Pfizer, the biggest drug maker in the world, plans to release Exubera, the first form of inhalable insulin, in the U.S. in September. This product, believed by some analysts to be a potential billion-dollar blockbuster, would allow diabetics to inhale dry powdered insulin through a dispenser. Diabetics have difficulty or are unable to produce insulin naturally, and injected insulin has been the standard treatment since the 1920s.
Danish drugmaker Novo Nordisk, the leading supplier of insulin worldwide, is conducting late-stage tests with AERx, a formed of inhaled insulin that uses aerosol. Novo Nordisk developed the product with Aradigm Corp. (up $0.20 to $2.00, Charts)
But Pfizer is years ahead of the competition. If Novo Nordisk's tests, which involve 2,000 patients, are successful, then the drug maker would probably file its application to the Food and Drug Administration in 2009.
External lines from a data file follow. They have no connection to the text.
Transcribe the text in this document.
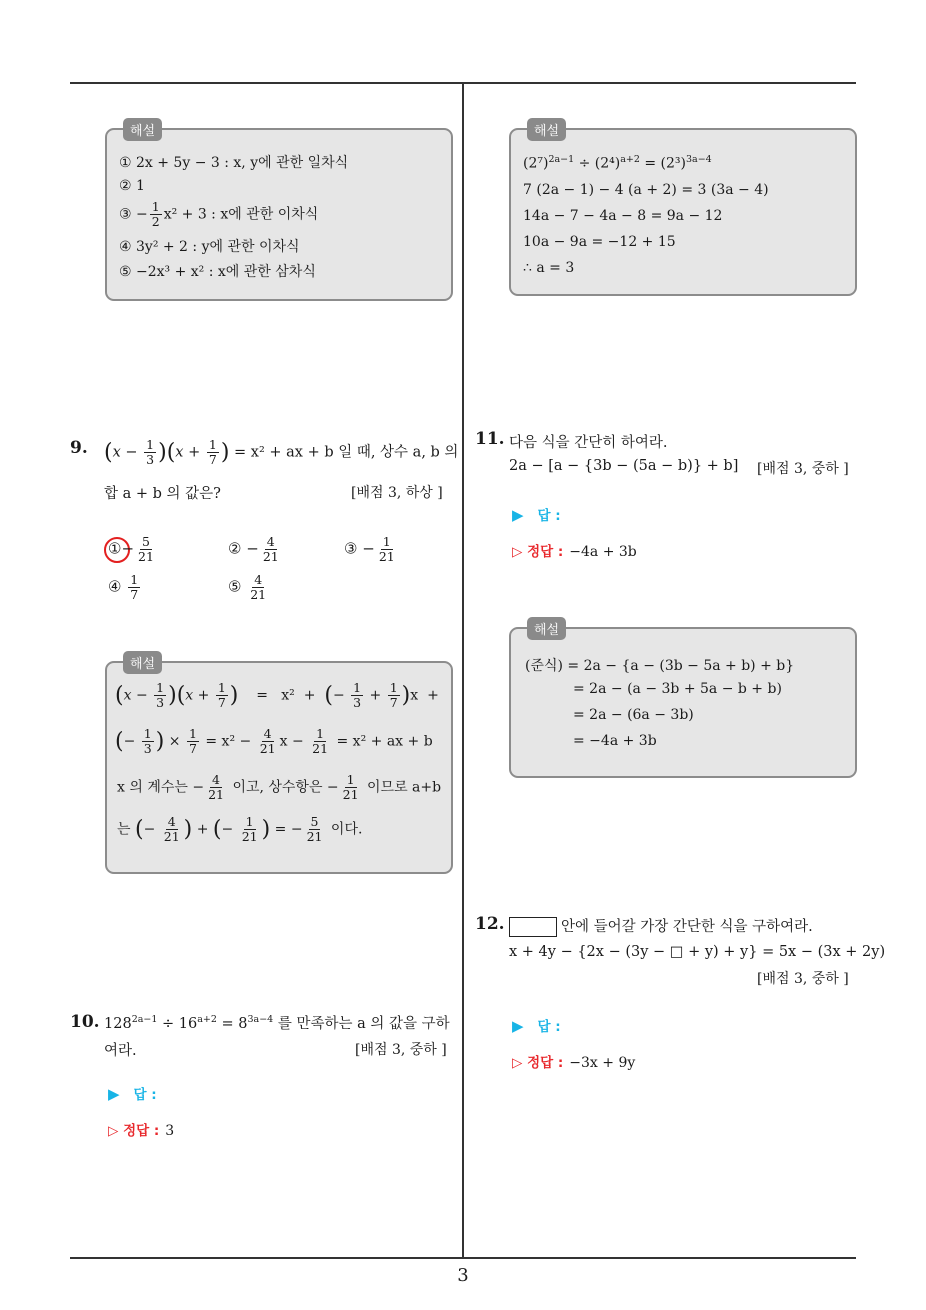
해설
① 2x + 5y − 3 : x, y에 관한 일차식
② 1
③ − $\frac{1}{2} x^2 + 3$ : x에 관한 이차식
④ 3y² + 2 : y에 관한 이차식
⑤ −2x³ + x² : x에 관한 삼차식
해설
$(2^7)^{2a-1} \div (2^4)^{a+2} = (2^3)^{3a-4}$
7 (2a − 1) − 4 (a + 2) = 3 (3a − 4)
14a − 7 − 4a − 8 = 9a − 12
10a − 9a = −12 + 15
∴ a = 3
9. $(x - \frac{1}{3} )(x + \frac{1}{7}$ ) = x² + ax + b 일 때, 상수 a, b 의
합 a + b 의 값은?	[배점 3, 하상 ]
①− $\frac{5}{21}$	② − $\frac{4}{21}$	③ − $\frac{1}{21}$
④ $\frac{1}{7}$	⑤ $\frac{4}{21}$
해설
$(x - \frac{1}{3} )(x + \frac{1}{7}$ ) = x² + (− $\frac{1}{3} + \frac{1}{7} )x$ +
(− $\frac{1}{3}$ ) × $\frac{1}{7} = x^2 - \frac{4}{21}$ $x - \frac{1}{21} = x^2$ + ax + b
x 의 계수는 − $\frac{4}{21}$ 이고, 상수항은 − $\frac{1}{21}$ 이므로 a+b
는 (− $\frac{4}{21}$ ) + (− $\frac{1}{21}$ ) = − $\frac{5}{21}$ 이다.
10. $128^{2a-1} \div 16^{a+2} = 8^{3a-4}$ 를 만족하는 a 의 값을 구하
여라.	[배점 3, 중하 ]
▶ 답 :
▷ 정답 : 3
11. 다음 식을 간단히 하여라.
2a − [a − {3b − (5a − b)} + b] [배점 3, 중하 ]
▶ 답 :
▷ 정답 : −4a + 3b
해설
(준식) = 2a − {a − (3b − 5a + b) + b}
= 2a − (a − 3b + 5a − b + b)
= 2a − (6a − 3b)
= −4a + 3b
12.	안에 들어갈 가장 간단한 식을 구하여라.
x + 4y − {2x − (3y − □ + y) + y} = 5x − (3x + 2y)
[배점 3, 중하 ]
▶ 답 :
▷ 정답 : −3x + 9y
3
Pfizer Bryant Haskins released this statement in response to the lawsuit: "Pfizer has not had an opportunity to review the Novo Nordisk complaint, but we are confident in the innovation behind the development of this important new medicine."
The U.S. drug market for diabetes is at least $12 billion and growing, fueled by aging baby boomers suffering from bad health and obesity, known by health care providers as "diabesity."
In diabetes, the pancreas fails to produce enough insulin, which converts sugar into energy. The American Diabetes Association says that 20.8 million Americans are diabetic, while another 41 million are at risk.